IBMStreams / administration

Umbrella project for the IBMStreams organization. This project will be used for the management of the individual projects within the IBMStreams organization.
Other
19 stars 10 forks source link

Proposal: Separate Kafka operators from Messaging toolkit #111

Closed cancilla closed 7 years ago

cancilla commented 7 years ago

Proposal

I would like to propose that we split the Kafka operators from the Messaging toolkit and move them into a toolkit, in a new repository. As the Bluemix Streaming Analytics service continues to grow in popularity, the need to send and receive data to and from the Streaming Analytics service to other services/systems is becoming more important. At the moment, the best way to do this is via the MessageHub service, which is backed by Kafka. The current approach of maintaining the Kafka operators in the Messaging toolkit is problematic for the following reasons:

Naming

I would like to propose the following names:

Initial Contribution

The initial toolkit will be created by copying the Kafka operators from the Messaging toolkit with minimal code changes. This will allow existing applications to quickly migrate to the Kafka toolkit without having to perform any major rewrites. This will also serve as a baseline for future development work on the operators.

Migration Process

I propose the following process be taken to migrate the Kafka operators to a new toolkit

  1. Copy current Kafka operators into a new toolkit
  2. Move Kafka-related issues from the Messaging repo to the Kafka repo
  3. Create a release of the Kafka toolkit (baseline release)
  4. Upon releasing the first version of the Kafka toolkit: a. Mark the operators in the Messaging toolkit as deprecated and point users to the Kafka toolkit. b. Update Messaging documentation to reflect that the Kafka operators in the Messaging toolkit are deprecated and that the Kafka toolkit should be used instead.
mikespicer commented 7 years ago

+1

chanskw commented 7 years ago

+1 I suggest that the toolkit and its namespace be named as com.ibm.streamsx.messaging.kafka to ease migration effort for existing customers.

cancilla commented 7 years ago

If I set the namespace for the operators to com.ibm.streamsx.messaging.kafka, will there be a conflict if an application is also using the Messaging toolkit, since that toolkit will have Kafka operators in the same namespace?

chanskw commented 7 years ago

I am wondering if removing Kafka operators from the messaging toolkit is a better option, rather than leaving them in the toolkit and marking them as deprecated.

By removing them, customer will get a compile error saying that the operators no longer exist. They will then be forced to migrate to depend on the new toolkit. Because the namespaces don't change, it's a matter of updating the application dependency and build script.

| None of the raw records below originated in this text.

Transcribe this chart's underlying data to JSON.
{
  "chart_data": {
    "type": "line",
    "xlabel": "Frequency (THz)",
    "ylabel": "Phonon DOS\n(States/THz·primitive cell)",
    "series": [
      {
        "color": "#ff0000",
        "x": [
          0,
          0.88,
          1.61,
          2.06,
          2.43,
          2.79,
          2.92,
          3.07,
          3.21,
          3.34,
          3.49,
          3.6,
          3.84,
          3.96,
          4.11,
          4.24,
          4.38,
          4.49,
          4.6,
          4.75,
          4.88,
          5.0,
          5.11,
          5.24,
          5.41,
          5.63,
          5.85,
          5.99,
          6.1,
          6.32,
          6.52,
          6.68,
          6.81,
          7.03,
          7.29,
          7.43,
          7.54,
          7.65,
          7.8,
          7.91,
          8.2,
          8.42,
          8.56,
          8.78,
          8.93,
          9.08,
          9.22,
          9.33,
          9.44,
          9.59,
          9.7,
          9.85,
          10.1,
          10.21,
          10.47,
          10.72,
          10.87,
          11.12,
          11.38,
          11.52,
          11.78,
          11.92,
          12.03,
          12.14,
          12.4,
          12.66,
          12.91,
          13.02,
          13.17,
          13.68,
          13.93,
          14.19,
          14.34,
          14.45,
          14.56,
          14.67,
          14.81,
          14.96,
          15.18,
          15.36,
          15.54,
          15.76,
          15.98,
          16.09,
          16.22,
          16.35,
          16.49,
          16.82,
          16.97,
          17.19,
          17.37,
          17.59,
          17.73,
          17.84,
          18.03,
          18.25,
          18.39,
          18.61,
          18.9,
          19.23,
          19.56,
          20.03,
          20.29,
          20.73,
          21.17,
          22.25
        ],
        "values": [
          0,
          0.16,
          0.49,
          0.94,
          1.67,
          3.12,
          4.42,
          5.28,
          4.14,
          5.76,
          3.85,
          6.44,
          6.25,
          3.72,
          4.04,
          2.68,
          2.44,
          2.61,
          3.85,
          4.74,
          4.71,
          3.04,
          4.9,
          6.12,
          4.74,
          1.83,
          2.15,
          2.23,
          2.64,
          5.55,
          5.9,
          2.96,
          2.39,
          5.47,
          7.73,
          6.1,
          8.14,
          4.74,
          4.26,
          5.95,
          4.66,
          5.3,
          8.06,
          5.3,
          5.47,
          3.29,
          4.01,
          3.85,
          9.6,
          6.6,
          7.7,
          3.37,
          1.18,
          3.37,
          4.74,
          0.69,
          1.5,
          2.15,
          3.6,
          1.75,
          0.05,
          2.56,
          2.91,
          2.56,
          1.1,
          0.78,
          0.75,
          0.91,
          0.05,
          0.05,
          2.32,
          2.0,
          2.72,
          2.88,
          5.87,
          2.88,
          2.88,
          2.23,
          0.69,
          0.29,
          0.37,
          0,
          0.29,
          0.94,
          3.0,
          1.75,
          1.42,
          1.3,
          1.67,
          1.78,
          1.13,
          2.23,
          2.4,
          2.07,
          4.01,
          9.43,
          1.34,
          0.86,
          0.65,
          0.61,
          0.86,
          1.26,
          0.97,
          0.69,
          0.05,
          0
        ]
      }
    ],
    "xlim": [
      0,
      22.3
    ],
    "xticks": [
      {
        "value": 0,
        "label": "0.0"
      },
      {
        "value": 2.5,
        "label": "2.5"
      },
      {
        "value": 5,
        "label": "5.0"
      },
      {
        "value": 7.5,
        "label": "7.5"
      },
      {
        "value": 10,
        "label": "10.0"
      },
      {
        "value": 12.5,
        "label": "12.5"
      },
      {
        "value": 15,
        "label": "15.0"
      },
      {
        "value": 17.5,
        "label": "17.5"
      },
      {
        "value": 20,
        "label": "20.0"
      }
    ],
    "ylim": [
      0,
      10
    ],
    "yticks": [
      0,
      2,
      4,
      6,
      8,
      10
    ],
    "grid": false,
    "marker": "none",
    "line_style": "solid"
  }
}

By leaving them behind, would it be more confusing as we now have two sets of operators and customers do not get compile errors for using the old operators.

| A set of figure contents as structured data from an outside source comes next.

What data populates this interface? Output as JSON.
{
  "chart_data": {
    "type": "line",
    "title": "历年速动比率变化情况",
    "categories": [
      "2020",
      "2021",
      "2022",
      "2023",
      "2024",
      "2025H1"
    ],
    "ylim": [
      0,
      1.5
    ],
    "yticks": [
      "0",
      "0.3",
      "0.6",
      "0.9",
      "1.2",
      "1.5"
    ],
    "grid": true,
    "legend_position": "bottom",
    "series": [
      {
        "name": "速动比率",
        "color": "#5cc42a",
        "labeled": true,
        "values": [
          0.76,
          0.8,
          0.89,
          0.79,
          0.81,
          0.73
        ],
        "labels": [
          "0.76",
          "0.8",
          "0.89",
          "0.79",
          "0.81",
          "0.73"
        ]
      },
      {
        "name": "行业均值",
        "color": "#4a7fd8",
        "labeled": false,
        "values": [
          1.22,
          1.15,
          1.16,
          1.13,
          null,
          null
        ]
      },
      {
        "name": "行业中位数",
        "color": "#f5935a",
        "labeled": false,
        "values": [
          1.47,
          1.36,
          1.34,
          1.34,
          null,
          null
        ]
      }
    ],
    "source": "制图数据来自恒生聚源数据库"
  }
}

cancilla commented 7 years ago

I am not against removing them from the toolkit. However, I am worried if a user is using the messaging toolkit that is packaged with the product. Regardless of what we do with the toolkit on Github, the product will still have Kafka operators in the same namespace, which may introduce conflicts.

chanskw commented 7 years ago

Another way is to update the existing Kafka operators to actually produce a compile warning when being used and point to the operators. Does that make it more easily understood?

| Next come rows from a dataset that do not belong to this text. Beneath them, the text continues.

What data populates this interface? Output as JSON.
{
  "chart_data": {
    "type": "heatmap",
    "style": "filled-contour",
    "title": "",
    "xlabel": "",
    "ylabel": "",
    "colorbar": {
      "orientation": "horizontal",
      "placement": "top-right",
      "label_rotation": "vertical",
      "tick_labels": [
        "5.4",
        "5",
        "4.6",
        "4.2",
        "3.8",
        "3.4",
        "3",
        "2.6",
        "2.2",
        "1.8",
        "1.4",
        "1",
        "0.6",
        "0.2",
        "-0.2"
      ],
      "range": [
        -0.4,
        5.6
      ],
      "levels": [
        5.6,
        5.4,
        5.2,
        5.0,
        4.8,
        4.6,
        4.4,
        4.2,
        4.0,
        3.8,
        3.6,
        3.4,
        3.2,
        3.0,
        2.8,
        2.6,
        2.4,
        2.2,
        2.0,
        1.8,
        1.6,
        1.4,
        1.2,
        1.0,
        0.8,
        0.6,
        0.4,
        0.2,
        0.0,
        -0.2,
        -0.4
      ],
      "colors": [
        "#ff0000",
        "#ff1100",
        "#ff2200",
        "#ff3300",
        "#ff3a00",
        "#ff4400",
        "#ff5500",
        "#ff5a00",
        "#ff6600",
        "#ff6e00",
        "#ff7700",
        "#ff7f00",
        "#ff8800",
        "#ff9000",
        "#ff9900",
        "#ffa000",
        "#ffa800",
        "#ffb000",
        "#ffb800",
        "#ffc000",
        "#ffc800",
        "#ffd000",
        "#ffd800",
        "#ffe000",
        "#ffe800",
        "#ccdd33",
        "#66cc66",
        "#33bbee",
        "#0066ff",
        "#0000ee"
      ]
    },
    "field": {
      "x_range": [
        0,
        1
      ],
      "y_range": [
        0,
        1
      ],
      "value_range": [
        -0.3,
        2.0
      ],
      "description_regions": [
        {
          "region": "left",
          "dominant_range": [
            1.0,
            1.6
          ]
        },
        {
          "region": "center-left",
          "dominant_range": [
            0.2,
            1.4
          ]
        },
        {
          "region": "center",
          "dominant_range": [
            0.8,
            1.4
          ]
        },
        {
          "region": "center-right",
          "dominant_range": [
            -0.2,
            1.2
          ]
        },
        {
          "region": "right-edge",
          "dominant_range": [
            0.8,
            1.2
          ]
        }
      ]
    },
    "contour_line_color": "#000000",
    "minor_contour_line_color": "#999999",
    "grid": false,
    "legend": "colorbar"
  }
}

cancilla commented 7 years ago

I should have been more explicit when I said "mark as deprecated". What I meant by this was that we would throw a warning at compile-time indicating that the operators have been deprecated. This does 2 things:

  1. Clearly indicates that the operators are deprecated and should not be used. We can even reference the new toolkit in this warning.
  2. Allows applications that are not ready/able to introduce a new toolkit to continue to function. I think this is important because adding a new toolkit to an existing application stack may require updates to build scripts, approvals, additional testing, etc. By allowing the Messaging toolkit to continue to function, it gives developers time to plan their migration to the new toolkit.

I agree that having 2 versions of the same operators can be confusing, but I think we are stuck between a rock and a hard place. My suggestion is to start with the least destructive approach. If we see a lot of cases where users are getting confused, we can reevaluate then.

chanskw commented 7 years ago

Thanks for the explanation.. I agree!

schubon commented 7 years ago

There was already an issue for this under streamsx.messaging: https://github.com/IBMStreams/streamsx.messaging/issues/246.

To drive discussion for the product I had to create an RTC for this and added the participants of above as subscribers. It is not as articulated as the discussion and proposal in this issue here though. Please, can you check for your approval requests and comment in the RTC work item as we'd like to have this split supported in the next product release, too.

Thanks.

ddebrunner commented 7 years ago
  1. Copy current Kafka operators into a new toolkit
  2. Create a release of the Kafka toolkit (baseline release)

I'm not sure we would want to rush into a release, since these would be "new" operators we have a chance to "fix" any issues with the operator parameters etc. Are there any outstanding changes folks know of?

chanskw commented 7 years ago

@ddebrunner I think you have a great point here.

chanskw commented 7 years ago

streamsx.kafka created. Please continue discussion there or in the messaging toolkit.